Note : The main thing to note here is that message digest(hash) is a fixed length string of numbers and letters generated from a mathematical algorithm and an arbitrarily sized file such as email, image, documents, etc. This generated string(result) is unique to the file being hashed and is a one-way function. Computed hash can’t be reversed to find other files that may generate the same hash value. This hash value will be very small in terms of size. Some hashing algorithms like SHA-1, SHA-256, MD-5.

Another advantage over here is we don’t even have to make sure that the communication by which we received the data is secure or not. We simply check the signature after data arrives, if the signature matches then the data is the actual one which is sent by the author.
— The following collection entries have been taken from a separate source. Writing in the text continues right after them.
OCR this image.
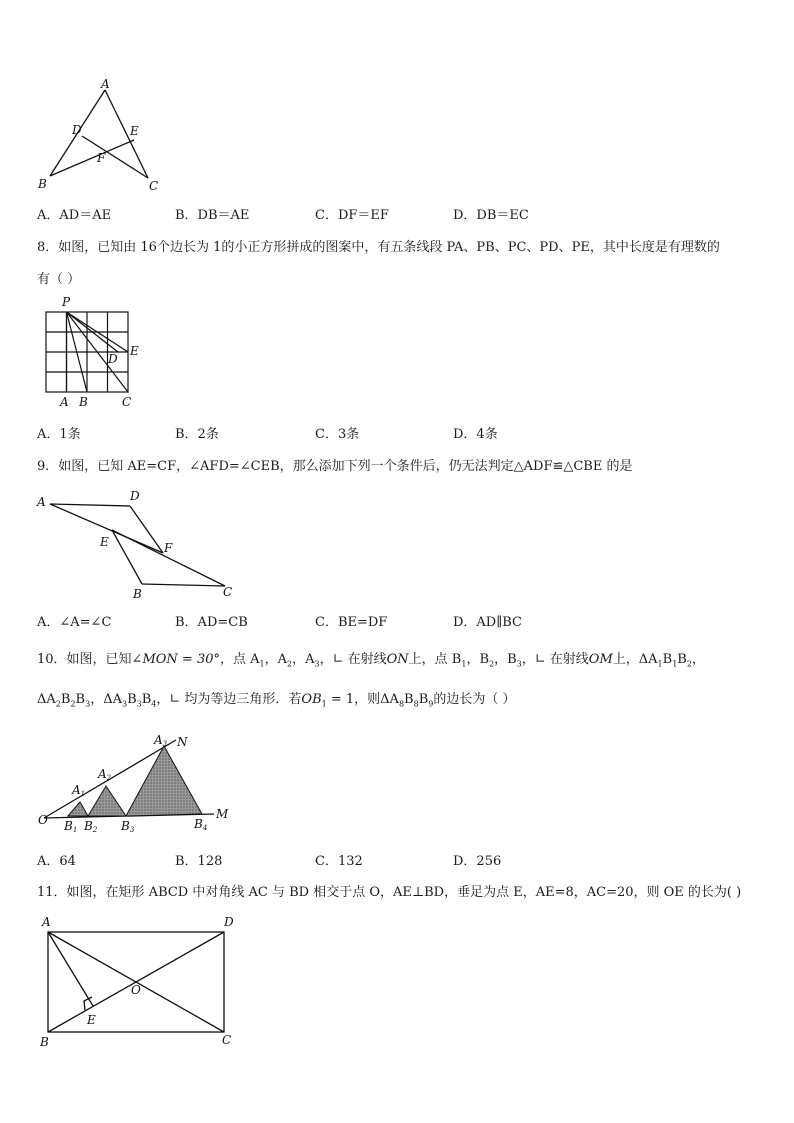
A
D	E
F
B	C
A．AD＝AE	B．DB＝AE	C．DF＝EF	D．DB＝EC
8．如图，已知由 16个边长为 1的小正方形拼成的图案中，有五条线段 PA、PB、PC、PD、PE，其中长度是有理数的
有（ ）
P
D
E
A B	C
A．1条	B．2条	C．3条	D．4条
9．如图，已知 AE=CF，∠AFD=∠CEB，那么添加下列一个条件后，仍无法判定△ADF≌△CBE 的是
A	D
E	F
B	C
A．∠A=∠C	B．AD=CB	C．BE=DF	D．AD∥BC
10．如图，已知∠MON = 30°，点 $A_1$，$A_2$，$A_3$，∟ 在射线ON上，点 $B_1$，$B_2$，$B_3$，∟ 在射线OM上，$\Delta A_1B_1B_2$，
$\Delta A_2B_2B_3$，$\Delta A_3B_3B_4$，∟ 均为等边三角形．若$OB_1 = 1$，则$\Delta A_8B_8B_9$的边长为（ ）
O
N
M
A1
A2
A3
B1 B2 B3	B4
A．64	B．128	C．132	D．256
11．如图，在矩形 ABCD 中对角线 AC 与 BD 相交于点 O，AE⊥BD，垂足为点 E，AE=8，AC=20，则 OE 的长为( )
A	D
O
E
B	C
Let’s see now how we can create and verify Digital signature for specific data in java. Before moving further just take a note that KeyPairGenerator, KeyPair, PrivateKey, PublicKey, Signature class is part of java.security package. So please make sure to import the package to start working on. 

  1. Create a KeyPairGenerator object which will generate public and private keys

//DSA is algorithm to generate public/private keys, can be used anyone as per choice

KeyPairGenerator keyPairGen = KeyPairGenerator.getInstance(“DSA”);

  1. Initialize the KeyPairGenerator object

//2048 is int parameter mentioning size of key

keyPairGen.initialize(2048);

  1. Generate the KeyPair object which will give us public and private keys

//generateKeyPair method will generate keys

KeyPair pair = keyPairGen.generateKeyPair();

  1. Get public and private keys from the pair object. Public key will be required at the time of verification

//Taking the private key from the key pair

PrivateKey privKey = pair.getPrivate();

//Taking the public key from the key pair

PublicKey pubKey = pair.getPublic();

  1. For creating signature we have Signature class in java so lets create object of signature class

//SHA256withDSA is algorithm to to create signature, can be used other as well as per choice

Signature sign = Signature.getInstance(“SHA256withDSA”);

  1. Now initialize signature object which required private key to pass for encryption

//Initialize the signature with private key for hash encryption

sign.initSign(privKey);

  1. Our signature object is ready now, as soon as we pass data to it, data will be hash with specific algorithm and encrypt with given private key

//bytes will be byte array of our data, it can be document or any other file

byte[] bytes = “42Gears Tech blog”.getBytes();

//Adding data to the signature for which we need Digital signature

sign.update(bytes);

  1. At this final step we will generate signature to pass to network with plain data

//here signature will return byte array which will be encrypted string with private key. Basically the result will be encrypted hash of our plain data

byte[] signature = sign.sign();

  1. We have generated signature which we will pass to network from step 8, for information purpose we will do step 6 and 7 again to initialize signature object with public key to verify the signature

//Initialize the signature with public key for hash decryption

sign.initSign(pubKey);

//bytes is byte array of plain text

sign.update(bytes);

  1.  We have initialize signature with public key in step 9 so we will involve verify method of signature class to verify if signature is matching or not

//here we are passing byte array of generated signature which we did in step 8. Verify method will return boolean value true false which will give us result that signature is matching or not

return sign.verify(signature)

If step 10 is returning true then our data that we send is not altered while transmitting and sent from the authorized sender only. 

As you see while verification of signature we are again passing plain data to the signature object. It means that we are not encrypting any data and verifying data but we are just making sure that the actual message is the correct one and not altered during transmission. This is very beneficial in case of Government sectors, Healthcare, Financial services, crypto currencies, etc.